This is the time where, as the Weekly Update noted, temperatures soar with the arrival of summer. With that comes increased power demands and increases in gas usage. However even the EIA is noting that so far the temperatures are more moderate than normal (they use data from NOAA), and this is impacting demand. Equally to the point the oversupply that came from the developments in the gas shales have yet to work their way through the system. Rig counts have dropped to 692 (picking up 7 from last week for the first increase in 29 weeks) from their peak last year of 1,606. Of the rigs in service some 391 are horizontal (counting both oil and natural gas), those most suitable to develop the shales. The result is that more natural gas is still being injected for storage, at a higher rate than normal, and bringing it significantly above the levels of both last year (632 Bcf more) and the 5-year average (482 Bcf more).
The industry also faces the potential for an increase in LNG shipments to the US. this year. Energy Trader, over at Seeking Alpha is currently very pessimistic about the situation, given the potential for LNG to be dumped into the United States as a world surplus develops this year. Prior to the development of the gas shales the world was looking at a situation where US supply would not be able to meet demand, and thus additional LNG capacity looked to be a very promising bet. Given the production from the shales, that bet is looking a lot less valuable and since the investments must still be paid off, deliveries to the US that undercut existing prices (given that shale gas is not that cheap to produce) may make this coming winter more of a buyers market than usual.
At the same time Alberta, with conventional gas deposits, is increasing the incentives to boost drilling for this gas, in the face of the gas shale developments.
The province will charge producers a flat rate of 5 percent during the first year of output from new wells, a government statement said. Drillers will also receive a royalty credit of C$200 ($172.64) for each meter (3.28 feet) of new well depth drilled.
The programs had been set to expire in March 2010, Energy Minister Mel Knight said in the statement. They will be extended to March 2011.
Companies including EnCana Corp., the nation’s biggest gas producer, are shutting wells amid a 70 percent decline in New York gas futures in the last year.
The question now becomes how quickly domestic production from the gas shales will decline, in light of their transient (about 2-year) life and the reduced drilling activity, and how much additional supply from LNG sources abroad will combat that decline. Within that puzzle lies the price that consumers are going to be paying for natural gas in the next couple of years. Opinions differ on what will occur. From the Calgary Herald
There are certainly positive signs that are driving the extreme contango in natural gas prices, when you look at winter contracts that are 50% higher than summer contracts. Commodity investors are looking at the collapse in U.S. rig activity which fell to 700 last week from 1600 last summer. They are betting on recovery in U.S. industrial activity. And they are looking at the disconnect between crude oil and natural gas futures.
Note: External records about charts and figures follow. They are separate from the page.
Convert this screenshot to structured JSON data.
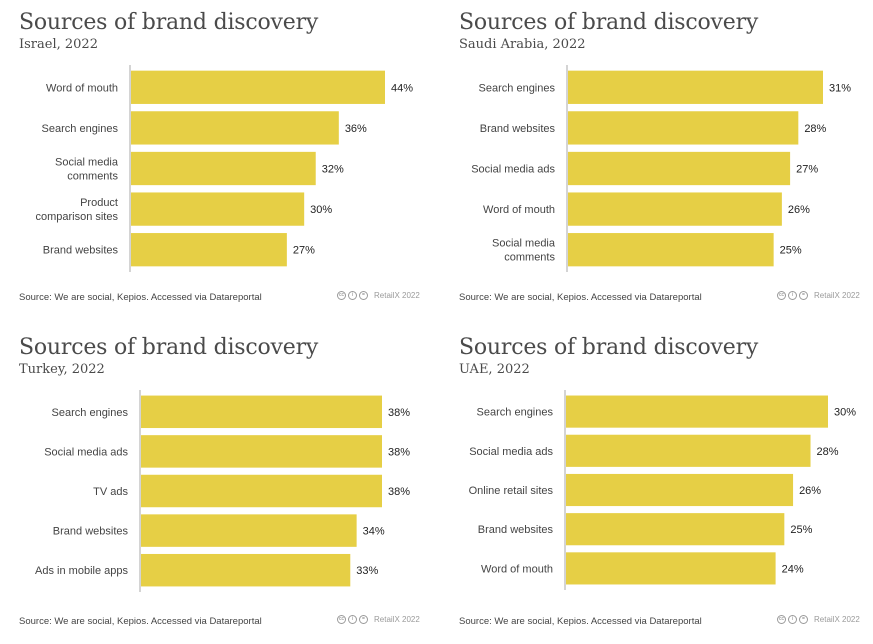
{
  "colors": {
    "bar": "#e6cf45",
    "axis": "#aaaaaa",
    "label": "#444444",
    "value": "#222222"
  },
  "footer": {
    "source": "Source: We are social, Kepios. Accessed via Datareportal",
    "credit": "RetailX 2022",
    "license_icons": [
      "cc-icon",
      "by-icon",
      "nd-icon"
    ]
  },
  "chart_data": [
    {
      "type": "bar",
      "orientation": "horizontal",
      "title": "Sources of brand discovery",
      "subtitle": "Israel, 2022",
      "categories": [
        "Word of mouth",
        "Search engines",
        "Social media comments",
        "Product comparison sites",
        "Brand websites"
      ],
      "category_lines": [
        [
          "Word of mouth"
        ],
        [
          "Search engines"
        ],
        [
          "Social media",
          "comments"
        ],
        [
          "Product",
          "comparison sites"
        ],
        [
          "Brand websites"
        ]
      ],
      "values": [
        44,
        36,
        32,
        30,
        27
      ],
      "value_labels": [
        "44%",
        "36%",
        "32%",
        "30%",
        "27%"
      ],
      "unit": "%",
      "xlim": [
        0,
        44
      ]
    },
    {
      "type": "bar",
      "orientation": "horizontal",
      "title": "Sources of brand discovery",
      "subtitle": "Saudi Arabia, 2022",
      "categories": [
        "Search engines",
        "Brand websites",
        "Social media ads",
        "Word of mouth",
        "Social media comments"
      ],
      "category_lines": [
        [
          "Search engines"
        ],
        [
          "Brand websites"
        ],
        [
          "Social media ads"
        ],
        [
          "Word of mouth"
        ],
        [
          "Social media",
          "comments"
        ]
      ],
      "values": [
        31,
        28,
        27,
        26,
        25
      ],
      "value_labels": [
        "31%",
        "28%",
        "27%",
        "26%",
        "25%"
      ],
      "unit": "%",
      "xlim": [
        0,
        31
      ]
    },
    {
      "type": "bar",
      "orientation": "horizontal",
      "title": "Sources of brand discovery",
      "subtitle": "Turkey, 2022",
      "categories": [
        "Search engines",
        "Social media ads",
        "TV ads",
        "Brand websites",
        "Ads in mobile apps"
      ],
      "category_lines": [
        [
          "Search engines"
        ],
        [
          "Social media ads"
        ],
        [
          "TV ads"
        ],
        [
          "Brand websites"
        ],
        [
          "Ads in mobile apps"
        ]
      ],
      "values": [
        38,
        38,
        38,
        34,
        33
      ],
      "value_labels": [
        "38%",
        "38%",
        "38%",
        "34%",
        "33%"
      ],
      "unit": "%",
      "xlim": [
        0,
        38
      ]
    },
    {
      "type": "bar",
      "orientation": "horizontal",
      "title": "Sources of brand discovery",
      "subtitle": "UAE, 2022",
      "categories": [
        "Search engines",
        "Social media ads",
        "Online retail sites",
        "Brand websites",
        "Word of mouth"
      ],
      "category_lines": [
        [
          "Search engines"
        ],
        [
          "Social media ads"
        ],
        [
          "Online retail sites"
        ],
        [
          "Brand websites"
        ],
        [
          "Word of mouth"
        ]
      ],
      "values": [
        30,
        28,
        26,
        25,
        24
      ],
      "value_labels": [
        "30%",
        "28%",
        "26%",
        "25%",
        "24%"
      ],
      "unit": "%",
      "xlim": [
        0,
        30
      ]
    }
  ]
}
However there are also signs that the commodity investors may be too early in their enthusiasm. Spot prices for natural gas (that’s the physical market) are well below the near-month futures prices, indicating that excess supply could continue to keep prices low for the rest of the storage injection season at the end of October. In Canada, spot prices are below C$3.00 per thousand cubic feet or US$1.00 per thousand cubic feet lower than U.S. spot prices.
On the other hand the Wall Street Journal sees the recent activity by Exxon Mobil, in starting three new LNG trains in Qatar, at a time when the world market is not capable of absorbing this increase (some 3 Bcf/day). The result:
So why would anyone ship LNG to the U.S.? In part, it's simple economics. Many projects were sanctioned and financed when lower natural-gas prices prevailed.
In Exxon's case, valuable liquids also produced in its Qatari projects take the market breakeven price of the natural gas itself "towards zero," says Deutsche Bank analyst Paul Sankey. Factoring in processing and shipping costs, that gas can be landed in the U.S. for less than $2 per million British thermal units, reckons Noel Tomnay, head of global gas at Wood Mackenzie. The current Nymex price is about $4.
Competing markets also look oversupplied. Wood Mackenzie estimates annual demand in Asia east of India will rise by 1.3 trillion cubic feet by 2015. New projects targeting the region and close to final investment decision amount to more than two trillion cubic feet of capacity.
In Europe, the prevalence of long-term pipeline contracts limits the size of the market up for grabs. Wood Mackenzie estimates about 4.9 trillion cubic feet of discretionary piped and liquefied natural gas per year will compete for a market half that size over the next three years.
Now Chesapeake has said that they can live with $4 (per kcf) natural gas prices but have shut in some 400 million cubic feet of production a day since April, in an attempt to stabilize prices. So far it is not working, at least to the level hoped (though it may be helping). As the EIA report notes the Henry Hub price has now dropped to $3.80. (And the greatest price drop in the country was at the Questar pipeline in Utah, where the price dropped to $2.50 – down 10%).
We will have to wait to see how this all plays out.